16.5.12

Conversa puxa conversa

O escritor moçambicano Mia Couto esteve em Évora na semana passada. Foi uma visita um pouco inesperada, apesar de se saber que o Autor está em Portugal para promover o seu último romance «A Confissão da leoa». Sabe-o uma elite de amantes da literatura, claro, já que nem todos, mesmo gostando de ler, têm de ser adeptos quer de ficção, quer mesmo deste Autor em particular. Não poderão é queixar-se de que ninguém os dá a conhecer.
A sessão que aconteceu na cidade graças à Biblioteca Pública foi divulgada pelos habituais meios e a sala encheu-se até se esgotarem os lugares sentados. Tive o privilégio de desbloquear a conversa, que é o que chamo a esta espécie de apresentação que tem dois constrangimentos: primeiro, quem lá vai é porque conhece o autor e, como tal, não precisa que lhe desfiem biografias que estão disponíveis em qualquer badana de um livro seu; segundo, se o livro de que se fala ainda está por ler, ninguém quer retirar ou ver-se privado do prazer que é ler pela primeira vez um texto de um autor de que se gosta.  
Há muito tempo que não me via neste contacto com os livros e nesta atividade da promoção da leitura que tem sido a minha, até entrar para o mundo da política, e foi por isso sobretudo um prazer. A novidade foi o facto de conhecer muito mais gente agora do que há dois anos e meio atrás e saber que também, em princípio, essas pessoas gostam de ler, de livros e do Mia Couto. E como eu gostei de rever os meus amigos dos livros e de ver como se sentiram à vontade para fazer perguntas, dar opiniões e lançar desafios ao autor.
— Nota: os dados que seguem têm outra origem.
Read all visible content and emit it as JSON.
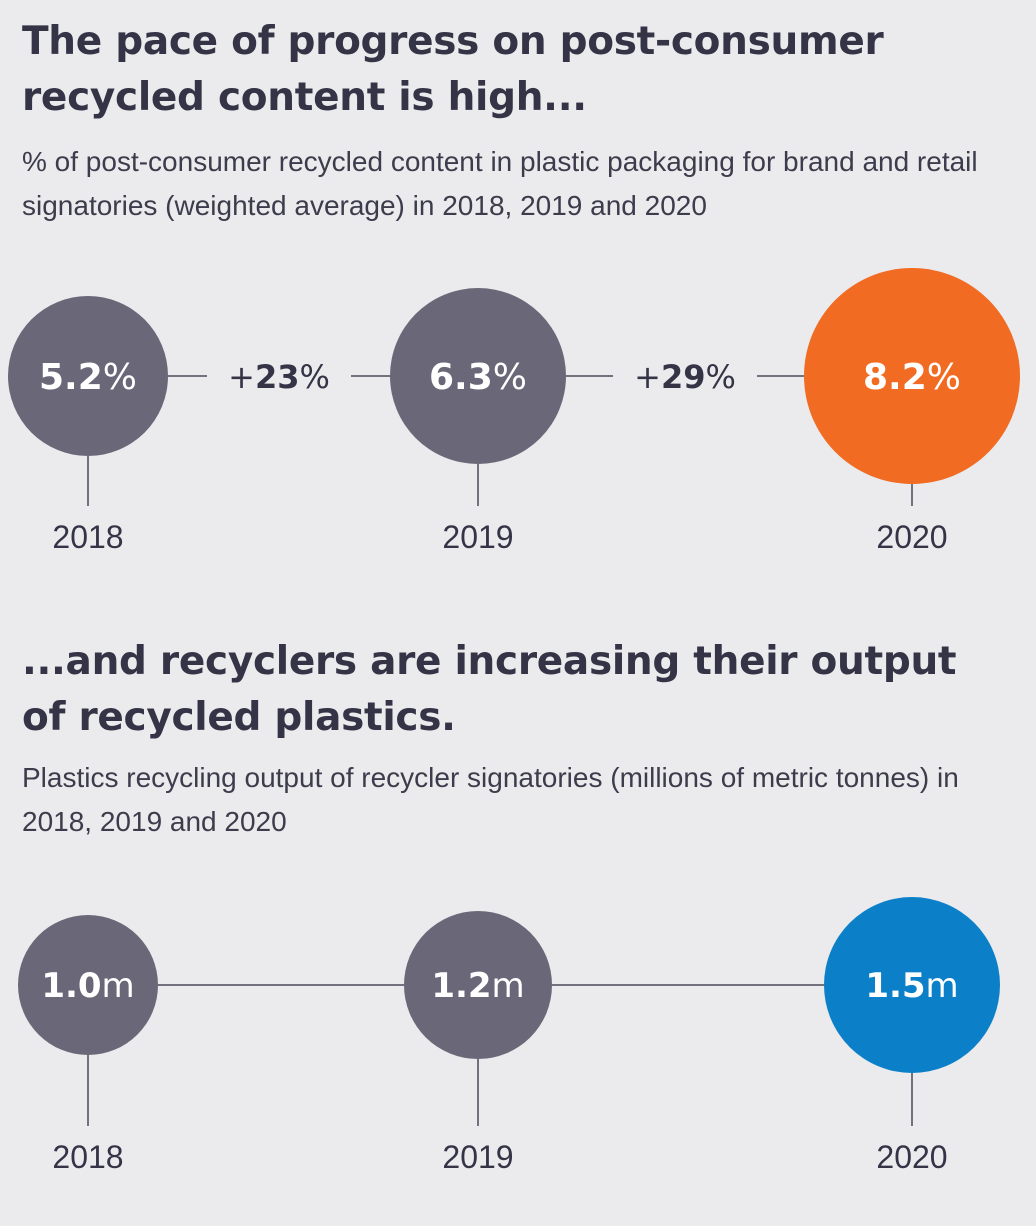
{
  "chart_data": [
    {
      "type": "bubble-timeline",
      "title": "The pace of progress on post-consumer recycled content is high...",
      "subtitle": "% of post-consumer recycled content in plastic packaging for brand and retail signatories (weighted average) in 2018, 2019 and 2020",
      "unit": "%",
      "points": [
        {
          "year": "2018",
          "value": "5.2",
          "color": "#6a6878"
        },
        {
          "year": "2019",
          "value": "6.3",
          "color": "#6a6878"
        },
        {
          "year": "2020",
          "value": "8.2",
          "color": "#f26b22"
        }
      ],
      "changes": [
        {
          "sign": "+",
          "value": "23",
          "unit": "%"
        },
        {
          "sign": "+",
          "value": "29",
          "unit": "%"
        }
      ]
    },
    {
      "type": "bubble-timeline",
      "title": "...and recyclers are increasing their output of recycled plastics.",
      "subtitle": "Plastics recycling output of recycler signatories (millions of metric tonnes) in 2018, 2019 and 2020",
      "unit": "m",
      "points": [
        {
          "year": "2018",
          "value": "1.0",
          "color": "#6a6878"
        },
        {
          "year": "2019",
          "value": "1.2",
          "color": "#6a6878"
        },
        {
          "year": "2020",
          "value": "1.5",
          "color": "#0b80c8"
        }
      ]
    }
  ]
}
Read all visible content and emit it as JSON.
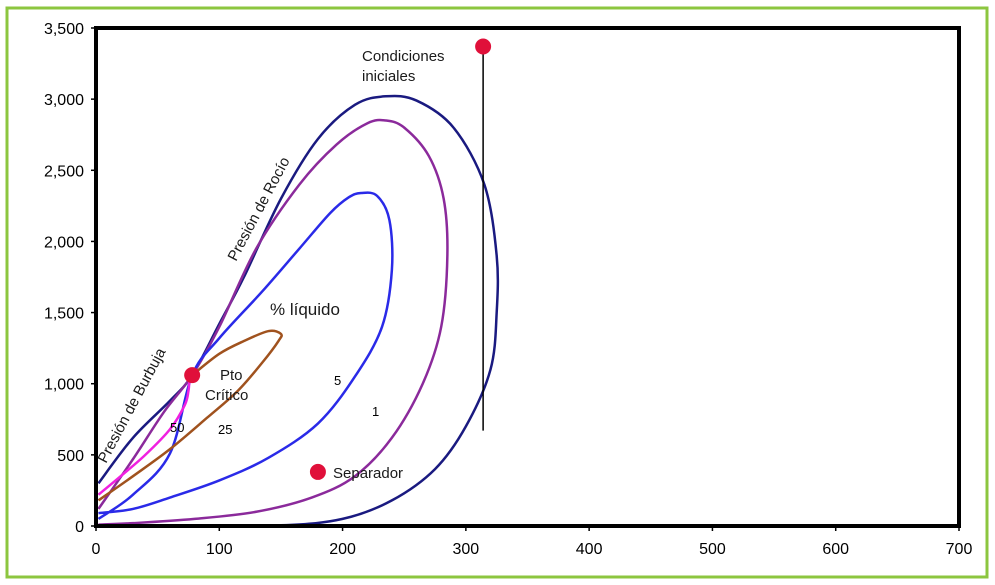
{
  "chart_data": {
    "type": "line",
    "title": "",
    "xlabel": "",
    "ylabel": "",
    "xlim": [
      0,
      700
    ],
    "ylim": [
      0,
      3500
    ],
    "x_ticks": [
      {
        "value": 0,
        "label": "0"
      },
      {
        "value": 100,
        "label": "100"
      },
      {
        "value": 200,
        "label": "200"
      },
      {
        "value": 300,
        "label": "300"
      },
      {
        "value": 400,
        "label": "400"
      },
      {
        "value": 500,
        "label": "500"
      },
      {
        "value": 600,
        "label": "600"
      },
      {
        "value": 700,
        "label": "700"
      }
    ],
    "y_ticks": [
      {
        "value": 0,
        "label": "0"
      },
      {
        "value": 500,
        "label": "500"
      },
      {
        "value": 1000,
        "label": "1,000"
      },
      {
        "value": 1500,
        "label": "1,500"
      },
      {
        "value": 2000,
        "label": "2,000"
      },
      {
        "value": 2500,
        "label": "2,500"
      },
      {
        "value": 3000,
        "label": "3,000"
      },
      {
        "value": 3500,
        "label": "3,500"
      }
    ],
    "grid": false,
    "legend": "none",
    "series": [
      {
        "name": "",
        "color": "#1a1a80",
        "points": [
          [
            2,
            300
          ],
          [
            30,
            620
          ],
          [
            60,
            880
          ],
          [
            78,
            1060
          ],
          [
            100,
            1420
          ],
          [
            120,
            1750
          ],
          [
            150,
            2300
          ],
          [
            180,
            2720
          ],
          [
            210,
            2960
          ],
          [
            235,
            3020
          ],
          [
            260,
            2990
          ],
          [
            290,
            2800
          ],
          [
            315,
            2400
          ],
          [
            325,
            1900
          ],
          [
            325,
            1500
          ],
          [
            320,
            1100
          ],
          [
            300,
            700
          ],
          [
            275,
            400
          ],
          [
            240,
            180
          ],
          [
            200,
            50
          ],
          [
            150,
            5
          ],
          [
            60,
            0
          ]
        ]
      },
      {
        "name": "",
        "color": "#8b2a9b",
        "points": [
          [
            2,
            120
          ],
          [
            30,
            470
          ],
          [
            55,
            800
          ],
          [
            78,
            1060
          ],
          [
            100,
            1400
          ],
          [
            130,
            1950
          ],
          [
            165,
            2400
          ],
          [
            195,
            2680
          ],
          [
            220,
            2830
          ],
          [
            235,
            2850
          ],
          [
            250,
            2800
          ],
          [
            270,
            2600
          ],
          [
            282,
            2300
          ],
          [
            285,
            1900
          ],
          [
            280,
            1400
          ],
          [
            265,
            1000
          ],
          [
            240,
            620
          ],
          [
            210,
            350
          ],
          [
            175,
            200
          ],
          [
            130,
            100
          ],
          [
            80,
            50
          ],
          [
            30,
            20
          ],
          [
            2,
            10
          ]
        ]
      },
      {
        "name": "",
        "color": "#2a2ae8",
        "points": [
          [
            2,
            50
          ],
          [
            30,
            220
          ],
          [
            60,
            510
          ],
          [
            78,
            1060
          ],
          [
            100,
            1320
          ],
          [
            135,
            1650
          ],
          [
            165,
            1950
          ],
          [
            190,
            2200
          ],
          [
            205,
            2310
          ],
          [
            215,
            2340
          ],
          [
            228,
            2320
          ],
          [
            238,
            2150
          ],
          [
            240,
            1800
          ],
          [
            232,
            1400
          ],
          [
            210,
            1050
          ],
          [
            180,
            720
          ],
          [
            140,
            480
          ],
          [
            100,
            320
          ],
          [
            60,
            200
          ],
          [
            30,
            120
          ],
          [
            2,
            90
          ]
        ]
      },
      {
        "name": "",
        "color": "#a0521e",
        "points": [
          [
            2,
            180
          ],
          [
            30,
            350
          ],
          [
            60,
            540
          ],
          [
            90,
            760
          ],
          [
            115,
            950
          ],
          [
            135,
            1150
          ],
          [
            148,
            1300
          ],
          [
            150,
            1350
          ],
          [
            140,
            1370
          ],
          [
            120,
            1300
          ],
          [
            100,
            1210
          ],
          [
            78,
            1060
          ]
        ]
      },
      {
        "name": "",
        "color": "#f020e0",
        "points": [
          [
            2,
            220
          ],
          [
            20,
            350
          ],
          [
            40,
            500
          ],
          [
            60,
            680
          ],
          [
            72,
            850
          ],
          [
            75,
            950
          ],
          [
            76,
            1040
          ],
          [
            78,
            1060
          ]
        ]
      },
      {
        "name": "",
        "color": "#000000",
        "points": [
          [
            314,
            3370
          ],
          [
            314,
            670
          ]
        ]
      }
    ],
    "markers": [
      {
        "name": "Condiciones iniciales",
        "x": 314,
        "y": 3370,
        "color": "#e0103a"
      },
      {
        "name": "Pto Crítico",
        "x": 78,
        "y": 1060,
        "color": "#e0103a"
      },
      {
        "name": "Separador",
        "x": 180,
        "y": 380,
        "color": "#e0103a"
      }
    ],
    "annotations": {
      "condiciones_l1": "Condiciones",
      "condiciones_l2": "iniciales",
      "pto_l1": "Pto",
      "pto_l2": "Crítico",
      "separador": "Separador",
      "liquido": "% líquido",
      "rocio": "Presión de Rocío",
      "burbuja": "Presión de Burbuja",
      "label_50": "50",
      "label_25": "25",
      "label_5": "5",
      "label_1": "1"
    }
  },
  "colors": {
    "frame": "#8cc63f",
    "axis": "#000000"
  }
}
O autor também foi como eu esperava que fosse, até porque não tendo sido a primeira vez que o vi e ouvi ao vivo (a primeira foi quando ganhou em 1999 o prémio Vergilio Ferreira atribuído pela Universidade de Évora) o tempo e a fama poderiam tê-lo modificado. Mas não, e ainda bem, porque como ele próprio me disse em jeito de agradecimento por eu ter lido dois excertos do romance, quando o autor se vê mais importante que a sua obra algo está profundamente errado.
O que de facto me surpreendeu neste encontro com o autor, que era ao mesmo tempo um lançamento de livro, foi uma certa timidez do público que, tendo acorrido em tão grande número, parece ter ido mesmo mais para ouvir do que para matar alguma curiosidade mais pessoal. Tê-lo-ão feito, se calhar, enquanto davam o seu exemplar a assinar já na sessão de autógrafos…
E esta minha constatação deu-me o mote para incluir no rol de perguntas que normalmente tenho para fazer, não em público mas em voz baixa, aos autores, e que é sobre os diferentes comportamentos dos seus leitores em diversas lugares ou circunstancias. Eu cá se fosse escritora acho que isso diria muito não só dos meus leitores como dos meus livros… Se calhar penso nisto agora, habituada a que estou já ao constante escrutínio a que, a propósito de qualquer coisa que diga ou faça, estou sujeita. Mas também acho que, tal como um autor se mantém fiel ao seu próprio estilo e aos seus leitores, há que ouvir as vozes e ignorar os ruídos ou, no caso do Mia Couto, o quase silencio daquela pequena multidão de fãs que continuou a deixar nas mãos do “seu” autor todas as despesas da sessão, continuando ali naquele encontro com os leitores a tarefa de comandar o rumo da história. É que foi mesmo interessante, nos momentos de diálogo, ver como “a conversa puxa conversa” e se dizem coisas divertidas, sérias, sentidas e inéditas. Fico muito contente quando a pessoa-autor corresponde à qualidade dos seus escritos e, daquela noite na Biblioteca Pública de Évora acho que ninguém poderá dizer o contrário.